The decision, posted Friday on the B.C. Supreme Court website, finds Sadagar Singh Johal was stabbed during dispute on Oct. 20, 2015, at the gates of the Deltaport terminal in Delta.
Justice Murray Blok found defendant Dalvir Singh Mangat owes damages for assault and battery, including $80,000 for Johal's physical and mental injuries.
The award also includes $4,000 in punitive damages and nearly $11,000 for health-care costs, but it's not even one-third of the amount sought by Johal.
The short brawl produced such tangled explanations from Johal and Mangat that a nine-day trial and 10 witnesses were required before Blok ruled "credibility issues" made him cautious about accepting testimony from either man, noting both were suspended for their part in the dispute.
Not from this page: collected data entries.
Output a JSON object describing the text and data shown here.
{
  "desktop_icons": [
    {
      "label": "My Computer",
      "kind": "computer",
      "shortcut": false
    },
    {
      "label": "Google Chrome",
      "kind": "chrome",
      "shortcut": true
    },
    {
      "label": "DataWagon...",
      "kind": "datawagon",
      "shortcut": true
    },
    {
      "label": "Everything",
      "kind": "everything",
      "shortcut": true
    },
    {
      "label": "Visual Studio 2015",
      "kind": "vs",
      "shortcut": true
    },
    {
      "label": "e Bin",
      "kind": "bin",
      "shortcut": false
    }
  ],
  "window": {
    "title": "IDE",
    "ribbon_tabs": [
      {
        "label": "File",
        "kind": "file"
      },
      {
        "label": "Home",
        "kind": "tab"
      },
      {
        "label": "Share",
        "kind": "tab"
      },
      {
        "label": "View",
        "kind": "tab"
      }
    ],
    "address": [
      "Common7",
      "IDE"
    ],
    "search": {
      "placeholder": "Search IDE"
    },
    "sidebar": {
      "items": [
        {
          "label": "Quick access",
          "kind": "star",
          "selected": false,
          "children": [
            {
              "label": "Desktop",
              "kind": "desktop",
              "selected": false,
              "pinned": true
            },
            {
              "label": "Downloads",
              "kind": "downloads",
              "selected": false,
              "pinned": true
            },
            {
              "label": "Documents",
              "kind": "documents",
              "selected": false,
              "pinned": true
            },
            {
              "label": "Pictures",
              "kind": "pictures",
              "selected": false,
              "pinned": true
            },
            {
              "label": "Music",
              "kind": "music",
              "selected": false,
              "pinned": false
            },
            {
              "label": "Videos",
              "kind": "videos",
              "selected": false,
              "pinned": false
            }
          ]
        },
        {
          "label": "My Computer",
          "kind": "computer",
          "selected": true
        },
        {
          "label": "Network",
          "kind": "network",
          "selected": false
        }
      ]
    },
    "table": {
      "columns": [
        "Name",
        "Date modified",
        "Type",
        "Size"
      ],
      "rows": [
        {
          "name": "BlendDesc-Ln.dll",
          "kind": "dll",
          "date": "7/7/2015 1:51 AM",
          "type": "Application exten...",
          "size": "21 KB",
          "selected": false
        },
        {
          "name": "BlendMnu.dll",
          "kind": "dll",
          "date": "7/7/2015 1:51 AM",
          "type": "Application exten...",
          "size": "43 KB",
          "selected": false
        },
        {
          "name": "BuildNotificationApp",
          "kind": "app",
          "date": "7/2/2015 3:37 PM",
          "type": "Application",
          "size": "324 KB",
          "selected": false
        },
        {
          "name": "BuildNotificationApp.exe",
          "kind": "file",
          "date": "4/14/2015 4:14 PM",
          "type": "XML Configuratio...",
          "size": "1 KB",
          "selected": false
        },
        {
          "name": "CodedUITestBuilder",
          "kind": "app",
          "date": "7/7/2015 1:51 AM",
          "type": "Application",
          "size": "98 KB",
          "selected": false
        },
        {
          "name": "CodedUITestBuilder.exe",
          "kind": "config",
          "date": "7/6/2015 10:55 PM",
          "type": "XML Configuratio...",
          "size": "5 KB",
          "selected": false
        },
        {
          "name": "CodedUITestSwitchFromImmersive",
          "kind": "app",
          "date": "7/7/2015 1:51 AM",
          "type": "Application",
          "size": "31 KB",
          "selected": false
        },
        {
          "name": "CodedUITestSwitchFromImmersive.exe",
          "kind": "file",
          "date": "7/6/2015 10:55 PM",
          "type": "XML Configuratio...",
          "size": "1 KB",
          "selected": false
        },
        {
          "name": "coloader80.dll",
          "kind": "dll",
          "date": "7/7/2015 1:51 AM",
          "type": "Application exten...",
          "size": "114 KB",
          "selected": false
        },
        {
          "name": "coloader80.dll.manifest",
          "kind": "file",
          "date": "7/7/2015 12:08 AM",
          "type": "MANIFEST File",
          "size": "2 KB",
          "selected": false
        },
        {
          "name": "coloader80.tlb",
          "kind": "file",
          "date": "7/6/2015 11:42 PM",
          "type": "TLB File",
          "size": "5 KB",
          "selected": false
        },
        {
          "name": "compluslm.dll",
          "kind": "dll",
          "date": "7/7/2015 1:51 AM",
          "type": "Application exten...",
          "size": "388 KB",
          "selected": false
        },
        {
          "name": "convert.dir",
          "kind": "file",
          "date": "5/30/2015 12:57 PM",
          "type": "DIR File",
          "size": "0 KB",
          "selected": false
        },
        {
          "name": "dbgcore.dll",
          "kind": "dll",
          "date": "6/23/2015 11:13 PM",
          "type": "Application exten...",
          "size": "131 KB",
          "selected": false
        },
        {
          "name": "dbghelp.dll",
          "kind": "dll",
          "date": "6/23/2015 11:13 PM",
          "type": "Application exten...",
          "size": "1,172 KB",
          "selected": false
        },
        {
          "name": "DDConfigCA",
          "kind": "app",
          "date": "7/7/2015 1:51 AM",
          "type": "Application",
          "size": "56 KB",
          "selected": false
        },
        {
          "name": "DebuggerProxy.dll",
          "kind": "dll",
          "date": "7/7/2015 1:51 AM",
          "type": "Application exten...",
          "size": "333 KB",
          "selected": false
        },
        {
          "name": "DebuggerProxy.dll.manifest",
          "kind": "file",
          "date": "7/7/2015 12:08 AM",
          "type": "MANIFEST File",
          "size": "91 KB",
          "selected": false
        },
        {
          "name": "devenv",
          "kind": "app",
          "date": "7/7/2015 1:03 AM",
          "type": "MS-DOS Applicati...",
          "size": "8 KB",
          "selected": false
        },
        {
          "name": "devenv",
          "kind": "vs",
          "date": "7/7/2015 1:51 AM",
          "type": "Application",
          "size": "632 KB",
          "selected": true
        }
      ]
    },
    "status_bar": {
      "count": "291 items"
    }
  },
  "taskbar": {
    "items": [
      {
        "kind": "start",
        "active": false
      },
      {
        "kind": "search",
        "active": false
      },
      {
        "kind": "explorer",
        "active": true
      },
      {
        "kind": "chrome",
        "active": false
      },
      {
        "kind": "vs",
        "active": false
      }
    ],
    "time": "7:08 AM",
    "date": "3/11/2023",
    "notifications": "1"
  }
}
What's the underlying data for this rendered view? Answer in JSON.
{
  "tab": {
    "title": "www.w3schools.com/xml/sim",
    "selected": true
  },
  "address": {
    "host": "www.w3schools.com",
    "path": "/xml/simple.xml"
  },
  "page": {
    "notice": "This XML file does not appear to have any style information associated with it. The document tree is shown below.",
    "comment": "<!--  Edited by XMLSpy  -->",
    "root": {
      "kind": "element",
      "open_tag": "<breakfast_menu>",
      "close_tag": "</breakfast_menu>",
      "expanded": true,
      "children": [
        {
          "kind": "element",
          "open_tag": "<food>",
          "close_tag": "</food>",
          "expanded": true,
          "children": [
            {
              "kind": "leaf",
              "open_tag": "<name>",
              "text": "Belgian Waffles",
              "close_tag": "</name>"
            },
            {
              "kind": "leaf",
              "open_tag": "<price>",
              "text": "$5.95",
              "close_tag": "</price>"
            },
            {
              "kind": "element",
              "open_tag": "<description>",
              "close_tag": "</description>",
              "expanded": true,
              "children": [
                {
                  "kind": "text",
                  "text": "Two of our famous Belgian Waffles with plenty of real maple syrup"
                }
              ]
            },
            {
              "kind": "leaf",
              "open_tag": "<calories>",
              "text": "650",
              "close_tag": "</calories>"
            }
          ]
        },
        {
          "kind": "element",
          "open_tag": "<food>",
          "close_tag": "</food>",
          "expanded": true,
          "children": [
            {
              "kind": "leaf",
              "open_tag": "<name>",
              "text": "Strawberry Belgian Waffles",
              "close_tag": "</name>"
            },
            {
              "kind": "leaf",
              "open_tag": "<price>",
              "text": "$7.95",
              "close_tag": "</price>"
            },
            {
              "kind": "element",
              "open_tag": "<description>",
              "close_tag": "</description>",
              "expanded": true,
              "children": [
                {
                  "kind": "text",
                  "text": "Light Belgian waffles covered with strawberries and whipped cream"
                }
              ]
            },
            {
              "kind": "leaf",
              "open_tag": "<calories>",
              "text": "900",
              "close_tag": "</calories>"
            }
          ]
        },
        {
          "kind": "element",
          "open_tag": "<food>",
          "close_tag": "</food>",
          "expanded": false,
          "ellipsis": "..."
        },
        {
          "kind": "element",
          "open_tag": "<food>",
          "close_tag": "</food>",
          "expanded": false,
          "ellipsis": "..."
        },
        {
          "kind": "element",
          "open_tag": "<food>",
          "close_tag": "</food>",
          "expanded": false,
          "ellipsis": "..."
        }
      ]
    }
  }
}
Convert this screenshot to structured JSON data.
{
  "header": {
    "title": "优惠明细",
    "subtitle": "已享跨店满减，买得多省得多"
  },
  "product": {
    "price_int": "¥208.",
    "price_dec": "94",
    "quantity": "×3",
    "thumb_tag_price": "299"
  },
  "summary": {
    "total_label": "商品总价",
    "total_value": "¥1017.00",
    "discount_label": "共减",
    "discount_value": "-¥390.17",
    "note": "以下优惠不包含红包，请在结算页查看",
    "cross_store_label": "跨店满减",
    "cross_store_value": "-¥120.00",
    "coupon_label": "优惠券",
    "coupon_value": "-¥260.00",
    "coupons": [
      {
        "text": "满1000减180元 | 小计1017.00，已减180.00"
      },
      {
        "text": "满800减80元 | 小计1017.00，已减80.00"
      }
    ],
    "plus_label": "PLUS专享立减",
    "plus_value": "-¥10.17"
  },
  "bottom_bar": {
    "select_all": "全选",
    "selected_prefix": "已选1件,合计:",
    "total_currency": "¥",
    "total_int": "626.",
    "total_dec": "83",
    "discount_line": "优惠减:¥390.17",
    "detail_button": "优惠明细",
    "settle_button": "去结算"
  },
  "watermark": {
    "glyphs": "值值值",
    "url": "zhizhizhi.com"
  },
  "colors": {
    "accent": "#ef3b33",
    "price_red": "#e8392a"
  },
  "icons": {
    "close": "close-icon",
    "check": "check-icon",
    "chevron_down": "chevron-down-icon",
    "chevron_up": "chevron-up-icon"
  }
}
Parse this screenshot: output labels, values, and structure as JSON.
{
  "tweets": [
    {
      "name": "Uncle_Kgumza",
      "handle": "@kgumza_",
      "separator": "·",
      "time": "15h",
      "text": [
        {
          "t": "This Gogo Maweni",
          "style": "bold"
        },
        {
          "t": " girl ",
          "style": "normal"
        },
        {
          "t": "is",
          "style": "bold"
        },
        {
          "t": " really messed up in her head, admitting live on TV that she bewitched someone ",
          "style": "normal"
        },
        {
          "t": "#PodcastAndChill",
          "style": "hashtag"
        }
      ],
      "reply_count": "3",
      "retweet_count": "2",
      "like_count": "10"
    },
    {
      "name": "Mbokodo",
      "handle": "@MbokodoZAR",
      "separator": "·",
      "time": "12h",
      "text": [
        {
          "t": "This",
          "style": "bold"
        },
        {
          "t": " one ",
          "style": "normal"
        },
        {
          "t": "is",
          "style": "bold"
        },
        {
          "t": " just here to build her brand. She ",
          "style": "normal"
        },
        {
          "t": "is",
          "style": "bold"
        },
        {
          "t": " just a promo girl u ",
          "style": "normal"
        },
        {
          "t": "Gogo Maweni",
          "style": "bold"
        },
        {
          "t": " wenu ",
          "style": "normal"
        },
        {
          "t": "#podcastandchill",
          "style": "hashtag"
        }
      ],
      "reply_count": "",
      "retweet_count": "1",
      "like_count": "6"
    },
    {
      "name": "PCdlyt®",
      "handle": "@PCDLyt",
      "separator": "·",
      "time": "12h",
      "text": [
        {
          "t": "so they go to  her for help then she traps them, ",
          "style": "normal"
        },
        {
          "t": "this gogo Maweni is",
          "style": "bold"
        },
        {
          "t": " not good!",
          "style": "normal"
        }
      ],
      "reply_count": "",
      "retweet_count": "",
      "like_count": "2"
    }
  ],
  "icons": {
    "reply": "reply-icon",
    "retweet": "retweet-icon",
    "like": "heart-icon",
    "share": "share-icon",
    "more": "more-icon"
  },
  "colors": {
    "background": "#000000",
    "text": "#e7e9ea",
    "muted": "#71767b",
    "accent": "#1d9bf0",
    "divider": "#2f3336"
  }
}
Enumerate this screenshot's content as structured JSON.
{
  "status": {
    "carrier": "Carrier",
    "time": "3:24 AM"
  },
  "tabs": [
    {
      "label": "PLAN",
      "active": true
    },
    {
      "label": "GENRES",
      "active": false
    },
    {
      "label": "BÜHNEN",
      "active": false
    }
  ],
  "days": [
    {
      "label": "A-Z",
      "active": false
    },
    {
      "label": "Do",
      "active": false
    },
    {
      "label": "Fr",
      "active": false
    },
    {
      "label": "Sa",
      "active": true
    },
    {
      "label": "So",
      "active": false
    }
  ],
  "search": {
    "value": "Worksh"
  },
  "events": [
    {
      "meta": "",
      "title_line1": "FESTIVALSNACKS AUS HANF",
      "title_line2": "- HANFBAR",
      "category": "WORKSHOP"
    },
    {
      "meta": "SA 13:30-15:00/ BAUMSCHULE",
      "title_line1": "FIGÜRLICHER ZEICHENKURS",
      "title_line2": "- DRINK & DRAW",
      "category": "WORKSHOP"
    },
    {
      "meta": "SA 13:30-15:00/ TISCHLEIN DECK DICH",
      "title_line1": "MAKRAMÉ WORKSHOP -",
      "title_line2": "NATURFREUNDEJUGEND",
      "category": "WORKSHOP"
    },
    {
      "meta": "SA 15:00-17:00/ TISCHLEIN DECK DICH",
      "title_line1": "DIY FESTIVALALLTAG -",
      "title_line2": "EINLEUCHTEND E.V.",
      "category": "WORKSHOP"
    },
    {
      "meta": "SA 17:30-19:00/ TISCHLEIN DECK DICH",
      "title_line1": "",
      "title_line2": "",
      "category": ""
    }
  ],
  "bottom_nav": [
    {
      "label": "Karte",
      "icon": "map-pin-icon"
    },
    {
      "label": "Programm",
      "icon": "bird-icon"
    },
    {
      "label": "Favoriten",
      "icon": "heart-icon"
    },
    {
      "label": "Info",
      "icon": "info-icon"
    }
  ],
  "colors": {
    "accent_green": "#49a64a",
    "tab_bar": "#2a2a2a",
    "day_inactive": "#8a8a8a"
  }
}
Blok concluded Mangat owes damages because he planned in advance to confront Johal for allegedly spreading rumours, brandished a knife as the fight got heated and stabbed the man in the side as fellow workers tried to pull them apart.
Blok rejected Johal's claim of up to $180,000 for physical and mental injuries, noting a doctor's confirmation of post-traumatic stress disorder but finding Johal based his claim on much more severe injuries.
"Here, the plaintiff is able to enjoy his work; in fact, he likes working," said Blok.
"I accept that the plaintiff is now more withdrawn and irritable, and is hypervigilant in some respects, but he is not incapable of enjoying important aspects of his life, work in particular, as was the case in the authorities cited by the plaintiff."
Blok also rejected Johal's claim of just over $280,000 for lost work hours, noting he had been suspended following the fight.
Johal based his claim on a monthly salary of $16,100 and alleged, but for his injury, he would have been employed for the entire time he was off work during the stabbing, but Blok disagreed.
"Given that the parties were suspended for fighting and given my conclusion that both were active participants in the fight, with one possible exception Mr. Johal cannot lay the responsibility for the suspension at the feet of Mr. Mangat," said Blok.
The judge said punitive damages to punish Mangat for his "reprehensible conduct" are warranted but he cut the award because of charges laid against Mangat, who signed a peace bond agreeing to stay away from Johal.
Mangat's request for reduced damages on the grounds that Johal started the fight is also dispatched by Blok, who found "no basis" for it, repeating both were equal participants in the fight.